In queste 6 ore la volontà dell’artista non sussiste e viene messa in evidenza la natura che contraddistingue le persone. Vi è chi le mette in mano la pistola e la rivolge verso di lei, appoggiandole il dito sul grilletto; chi le taglia vestiti e pelle lasciandola sanguinare e chi, invece, forma un cordone umano per difenderla. Sadismo e protezione. Violenza e rispetto.
Ana Mendieta (di cui avevamo parlato anche qui), invece, simula di aver subìto un violentissimo stupro, si accascia su di un tavolo, apparentemente svenuta, e invita a casa sua gli amici, che sorprendendola in questo stato vivranno un vero e proprio shock. Per questa performance si ispira a un reale caso di stupro di una studentessa e lo mette in scena così come descritto dalla stampa del tempo.

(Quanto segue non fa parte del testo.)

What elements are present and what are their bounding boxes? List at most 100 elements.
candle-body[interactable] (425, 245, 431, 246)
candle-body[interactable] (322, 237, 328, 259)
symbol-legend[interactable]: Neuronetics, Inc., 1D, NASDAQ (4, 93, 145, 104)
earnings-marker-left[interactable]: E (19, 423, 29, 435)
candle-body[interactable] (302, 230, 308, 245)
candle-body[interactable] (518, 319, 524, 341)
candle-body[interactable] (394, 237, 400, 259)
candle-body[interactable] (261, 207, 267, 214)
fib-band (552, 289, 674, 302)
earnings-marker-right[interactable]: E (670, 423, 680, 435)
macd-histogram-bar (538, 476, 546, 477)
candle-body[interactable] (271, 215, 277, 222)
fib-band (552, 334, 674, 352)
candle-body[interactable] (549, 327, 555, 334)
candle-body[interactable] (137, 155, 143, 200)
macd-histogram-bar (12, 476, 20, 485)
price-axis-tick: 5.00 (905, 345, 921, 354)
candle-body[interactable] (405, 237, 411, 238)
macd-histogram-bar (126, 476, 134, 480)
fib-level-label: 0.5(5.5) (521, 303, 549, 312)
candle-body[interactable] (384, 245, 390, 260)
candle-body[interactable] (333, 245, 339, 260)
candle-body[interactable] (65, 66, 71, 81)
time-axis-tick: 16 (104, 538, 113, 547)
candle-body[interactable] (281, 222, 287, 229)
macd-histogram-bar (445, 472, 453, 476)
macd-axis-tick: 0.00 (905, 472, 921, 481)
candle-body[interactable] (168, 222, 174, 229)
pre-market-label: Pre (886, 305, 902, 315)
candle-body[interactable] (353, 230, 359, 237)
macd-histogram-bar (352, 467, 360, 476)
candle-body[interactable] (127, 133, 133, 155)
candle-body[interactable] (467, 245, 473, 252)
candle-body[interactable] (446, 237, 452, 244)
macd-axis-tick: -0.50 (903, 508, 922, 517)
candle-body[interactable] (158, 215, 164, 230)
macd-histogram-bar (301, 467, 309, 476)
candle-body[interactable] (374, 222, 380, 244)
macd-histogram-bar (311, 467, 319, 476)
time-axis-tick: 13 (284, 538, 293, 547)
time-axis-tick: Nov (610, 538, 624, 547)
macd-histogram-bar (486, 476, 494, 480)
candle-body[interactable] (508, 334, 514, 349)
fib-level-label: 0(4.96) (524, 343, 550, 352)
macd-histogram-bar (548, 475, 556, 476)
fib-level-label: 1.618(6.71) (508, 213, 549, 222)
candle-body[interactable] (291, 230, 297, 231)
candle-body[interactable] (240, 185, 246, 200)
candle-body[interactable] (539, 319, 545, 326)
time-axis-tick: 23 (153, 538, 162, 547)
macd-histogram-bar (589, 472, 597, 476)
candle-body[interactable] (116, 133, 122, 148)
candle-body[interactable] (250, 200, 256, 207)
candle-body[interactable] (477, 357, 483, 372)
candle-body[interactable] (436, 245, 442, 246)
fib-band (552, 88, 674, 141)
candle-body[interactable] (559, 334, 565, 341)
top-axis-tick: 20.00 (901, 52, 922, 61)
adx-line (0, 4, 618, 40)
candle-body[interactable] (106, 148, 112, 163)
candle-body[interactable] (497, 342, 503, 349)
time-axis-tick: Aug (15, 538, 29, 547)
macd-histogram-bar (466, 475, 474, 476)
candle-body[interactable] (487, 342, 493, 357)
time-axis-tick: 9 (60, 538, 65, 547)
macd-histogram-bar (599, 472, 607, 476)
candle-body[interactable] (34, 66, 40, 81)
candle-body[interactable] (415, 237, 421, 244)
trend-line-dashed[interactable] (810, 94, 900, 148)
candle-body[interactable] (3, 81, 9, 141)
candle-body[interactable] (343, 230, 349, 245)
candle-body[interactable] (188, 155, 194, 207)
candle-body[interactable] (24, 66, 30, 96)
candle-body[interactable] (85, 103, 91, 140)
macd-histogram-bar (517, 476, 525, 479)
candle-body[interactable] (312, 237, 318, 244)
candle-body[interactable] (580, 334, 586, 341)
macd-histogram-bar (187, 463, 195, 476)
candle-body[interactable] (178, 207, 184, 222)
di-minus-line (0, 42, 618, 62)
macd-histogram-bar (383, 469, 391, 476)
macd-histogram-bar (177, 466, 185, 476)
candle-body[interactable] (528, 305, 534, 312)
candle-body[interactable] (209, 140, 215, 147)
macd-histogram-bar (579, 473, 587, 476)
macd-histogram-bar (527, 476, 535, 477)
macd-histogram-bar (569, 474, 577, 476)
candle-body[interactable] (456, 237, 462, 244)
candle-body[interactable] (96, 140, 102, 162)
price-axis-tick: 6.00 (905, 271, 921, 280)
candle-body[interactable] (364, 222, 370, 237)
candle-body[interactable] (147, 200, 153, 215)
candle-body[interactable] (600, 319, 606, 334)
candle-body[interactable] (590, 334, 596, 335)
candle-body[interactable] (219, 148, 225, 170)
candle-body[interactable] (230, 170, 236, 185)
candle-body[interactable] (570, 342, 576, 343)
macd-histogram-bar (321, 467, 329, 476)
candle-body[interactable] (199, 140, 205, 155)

Carolee Schneeman in Interior Scroll si pone di fronte agli spettatori ed estrae dalla sua vagina un lungo papiro del quale legge le parole, rifiutando la disconnessione tra le vite, le anime e i corpi delle donne attraverso la storia e le culture. Il testo scritto e letto dall’artista era il seguente:
I thought of the vagina in many ways– physically, conceptually: as a sculptural form, an architectural referent, the sources of sacred knowledge, ecstasy, birth passage, transformation. I saw the vagina as a translucent chamber of which the serpent was an outward model: enlivened by it’s passage from the visible to the invisible, a spiraled coil ringed with the shape of desire and generative mysteries, attributes of both female and male sexual power. This source of interior knowledge would be symbolized as the primary index unifying spirit and flesh in Goddess worship.
Queste artiste usavano il corpo stesso, nudo, come linguaggio e il mantra è stato uno per tutte: “Il femminismo è politico“. E dunque il corpo diviene strumento politico di trasmissione di idee. La performance con richiami sessuali o erotici ha valenza sociale tramite il veicolo dell’avvilimento del corpo femminile.
La reazione potente di fronte a queste artiste non è data dal fatto che si vada oltre “la pubblica decenza”, bensì dall’andare dritto al punto: ciò che tortura è, dunque, il messaggio stesso, che talvolta mostra crudeltà ideologiche, sociali, altre ha a che fare con la passività della donna nella società patriarcale.
Quindi il corpo nudo delle artiste creava ai tempi distanza, non attrazione, perché era intellettualmente e artisticamente concepito come mezzo. L’importante è dove si arriva con tale mezzo.
Il corpo della Moirè, invece, rimane lì dove si trova, nei nostri tempi bui di oggettificazione. E’ bellissimo e provocatorio, ma rimane in se stesso e temo non sopravviverà agli anni come quelli di Abramovic o di Yoko Ono di Cut Piece (1964), ad esempio, in cui l’artista richiede agli spettatori di tagliarle i vestiti, mostrandosi in tutta la sua fragilità.
Occorre porsi una domanda e ce la suggerisce il collettivo delle Guerrilla Girls, artiste femministe anonime di New York, molto attive a partire dal 1985: le donne devono essere nude per entrare in una galleria d’arte?
Ce lo chiedevano negli anni ’80: il discorso femminista avrebbe dovuto evolvere dopo i mirabili esempi citati sopra e non tornare più indietro di prima.